Frog's Leap Wine Tasting - a whimsical leap of faith to Napa.
A somewhat impulsive Saturday afternoon’s decision to visit Frog’s leap winery in Rutherford, Napa, made the experience even more enchanting. The only connection we’d previously had with a Frog’s Leap wine tasting was via The UK Wine Society which was a supplier, so then why not? Plus, I rather liked the name and the corresponding image of a frog leaping seemingly blindly into the air. At $15 pp we booked ourselves slightly ahead and online for the garden tasting. We naively thought the outdoor part would distract the kids sufficiently while we got stuck into the wine. This was before we realized just how chilly that Saturday was turning out to be. Fortunately, the organizers cleverly relocated the tasting underneath an attractive patio heater in the Red Barn where the kids could also run free. Everyone was happy and warm either chasing dust or consuming Frog’s.

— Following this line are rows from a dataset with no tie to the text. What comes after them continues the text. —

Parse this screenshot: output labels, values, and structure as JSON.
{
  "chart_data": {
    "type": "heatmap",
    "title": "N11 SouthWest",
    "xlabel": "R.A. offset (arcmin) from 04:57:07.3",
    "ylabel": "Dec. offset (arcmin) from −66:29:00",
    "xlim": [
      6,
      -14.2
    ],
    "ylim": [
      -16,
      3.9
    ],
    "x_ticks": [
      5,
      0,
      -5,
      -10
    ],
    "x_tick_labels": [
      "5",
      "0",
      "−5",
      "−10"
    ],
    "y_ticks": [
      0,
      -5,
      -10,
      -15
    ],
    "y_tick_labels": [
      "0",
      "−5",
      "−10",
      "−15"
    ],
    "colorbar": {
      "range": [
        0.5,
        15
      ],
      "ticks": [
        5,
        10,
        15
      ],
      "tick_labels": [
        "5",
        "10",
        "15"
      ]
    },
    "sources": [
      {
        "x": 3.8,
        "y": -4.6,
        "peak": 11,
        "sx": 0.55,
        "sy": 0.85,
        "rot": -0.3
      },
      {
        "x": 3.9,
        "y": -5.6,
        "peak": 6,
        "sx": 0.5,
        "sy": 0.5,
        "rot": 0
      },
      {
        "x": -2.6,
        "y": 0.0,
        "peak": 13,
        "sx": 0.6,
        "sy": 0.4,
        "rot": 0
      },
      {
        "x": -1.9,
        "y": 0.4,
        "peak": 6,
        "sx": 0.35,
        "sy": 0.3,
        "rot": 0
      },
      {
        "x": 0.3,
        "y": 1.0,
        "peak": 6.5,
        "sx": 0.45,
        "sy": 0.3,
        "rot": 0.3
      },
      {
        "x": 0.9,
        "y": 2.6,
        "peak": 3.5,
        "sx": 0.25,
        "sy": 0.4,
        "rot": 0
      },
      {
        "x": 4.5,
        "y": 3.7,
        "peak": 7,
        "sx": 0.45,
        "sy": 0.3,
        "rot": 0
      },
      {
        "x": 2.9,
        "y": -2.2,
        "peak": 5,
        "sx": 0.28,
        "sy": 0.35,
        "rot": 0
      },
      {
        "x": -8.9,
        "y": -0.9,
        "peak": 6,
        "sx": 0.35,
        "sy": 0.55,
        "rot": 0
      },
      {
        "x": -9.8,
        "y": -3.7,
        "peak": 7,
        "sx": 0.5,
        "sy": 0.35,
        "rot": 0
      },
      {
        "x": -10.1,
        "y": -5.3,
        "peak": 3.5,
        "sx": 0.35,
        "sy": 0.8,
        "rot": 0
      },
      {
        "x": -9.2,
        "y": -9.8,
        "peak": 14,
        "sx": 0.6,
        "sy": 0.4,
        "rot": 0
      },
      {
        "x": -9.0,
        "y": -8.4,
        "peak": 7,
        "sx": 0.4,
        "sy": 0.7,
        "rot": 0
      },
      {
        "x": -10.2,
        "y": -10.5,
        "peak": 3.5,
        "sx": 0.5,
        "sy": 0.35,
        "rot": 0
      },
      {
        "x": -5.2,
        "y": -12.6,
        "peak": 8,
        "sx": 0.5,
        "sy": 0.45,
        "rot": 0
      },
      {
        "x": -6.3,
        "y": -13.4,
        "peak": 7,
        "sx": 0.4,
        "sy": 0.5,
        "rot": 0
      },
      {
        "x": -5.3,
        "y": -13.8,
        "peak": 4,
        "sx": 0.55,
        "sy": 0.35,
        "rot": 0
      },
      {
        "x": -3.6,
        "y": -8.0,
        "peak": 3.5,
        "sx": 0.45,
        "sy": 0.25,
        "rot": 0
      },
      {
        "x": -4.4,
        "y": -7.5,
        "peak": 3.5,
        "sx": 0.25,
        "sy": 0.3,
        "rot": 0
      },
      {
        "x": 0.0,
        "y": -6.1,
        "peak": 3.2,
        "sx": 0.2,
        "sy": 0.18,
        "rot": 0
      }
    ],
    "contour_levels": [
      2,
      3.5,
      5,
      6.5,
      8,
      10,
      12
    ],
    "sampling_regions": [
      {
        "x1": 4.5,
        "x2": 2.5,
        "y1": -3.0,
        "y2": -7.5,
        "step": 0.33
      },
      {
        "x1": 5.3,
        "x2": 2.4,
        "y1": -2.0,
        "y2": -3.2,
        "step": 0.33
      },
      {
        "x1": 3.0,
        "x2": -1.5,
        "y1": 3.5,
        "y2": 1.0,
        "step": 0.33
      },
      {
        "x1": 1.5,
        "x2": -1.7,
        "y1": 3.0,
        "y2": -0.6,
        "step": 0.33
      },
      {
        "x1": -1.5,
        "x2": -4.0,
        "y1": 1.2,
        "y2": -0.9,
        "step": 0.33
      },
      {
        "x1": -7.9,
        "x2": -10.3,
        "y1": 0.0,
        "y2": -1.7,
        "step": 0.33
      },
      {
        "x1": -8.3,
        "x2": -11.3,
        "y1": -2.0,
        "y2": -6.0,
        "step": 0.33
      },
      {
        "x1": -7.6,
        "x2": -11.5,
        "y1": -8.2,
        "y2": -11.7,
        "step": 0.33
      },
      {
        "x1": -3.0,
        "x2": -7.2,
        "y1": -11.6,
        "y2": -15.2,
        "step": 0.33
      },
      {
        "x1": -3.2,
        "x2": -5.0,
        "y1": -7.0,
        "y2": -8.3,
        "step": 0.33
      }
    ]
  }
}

Ah yes the Frog’s Leap wine tasting. The very friendly and knowledgeable Paula poured four different Frogs for our willing palates starting with the 2012 Napa Valley Chardonnay ($30). This Carneros located grape received only subtle oak to avoid overwhelming the more mineral typical of the area. A fresh green apple follows through with a citrusy edge making this a perfect match for a parmesan crusted baked white fish - halibut springs to mind - with roasted tomatoes and capers to complement the slight creaminess of the oak and fresh acidity.
Frog’s Leap is a mostly a red wine producer and Paula leapt straight into the difficult 2011 vintage Zinfandel, Napa Valley ($30) where the savory style of a Chianti spring to mind. Blackcurrant, raspberry and rotting vegetation arrive first followed by a flick of black and white pepper and a sudden slap of chili on the finish. This is not your typical, jammy Cali Zin to help wash down that burger. Founder John Williams has done something else with this Frog and it may be to do with the addition of 14.5% Petit Sirah and 0.5% Carignane to the pot at fermentation. A herbaceous pork sausage with chargrilled root vegetables would go mouthwateringly well with this Zin instead of a protein-filled steak as the tannins are subtle.
Because of the difficulties with the 2011 Merlot vintage, the 2011 Merlot, Rutherford label ($38) was sort-of-saved by blending it with 10% Cabernet and Cabernet Franc giving it good drinkability and a lighter than usual style. To quote Frog’s Leap website, the Merlot celebrates its “2011 -ishness.” Alluvial dust dominance on the nose with black olive, plum and earth notes on the palate would pair very well with some mushroom and olive-heavy spaghetti bolognese.
The 2011 Frog’s Leap Cabernet Sauvignon, Napa Valley ($42) with a little help from Cabernet Franc (14%) and Merlot (9%) is neither a big typical Napa that one has come to expect over the last few years or a tightly tannic lay-down. A slightly fragrant violet and lavender to complement the blackberry on the nose follows through on the palate combined with thyme, rosemary and dried black fruits. I’d definitely serve this with a very slow roasted leg of lamb.
Keeping the kids occupied while we enjoy a glass or two at a winery has always been an anxious activity but the barn and garden charm at Frog’s Leap made for a really positive experience - for everyone.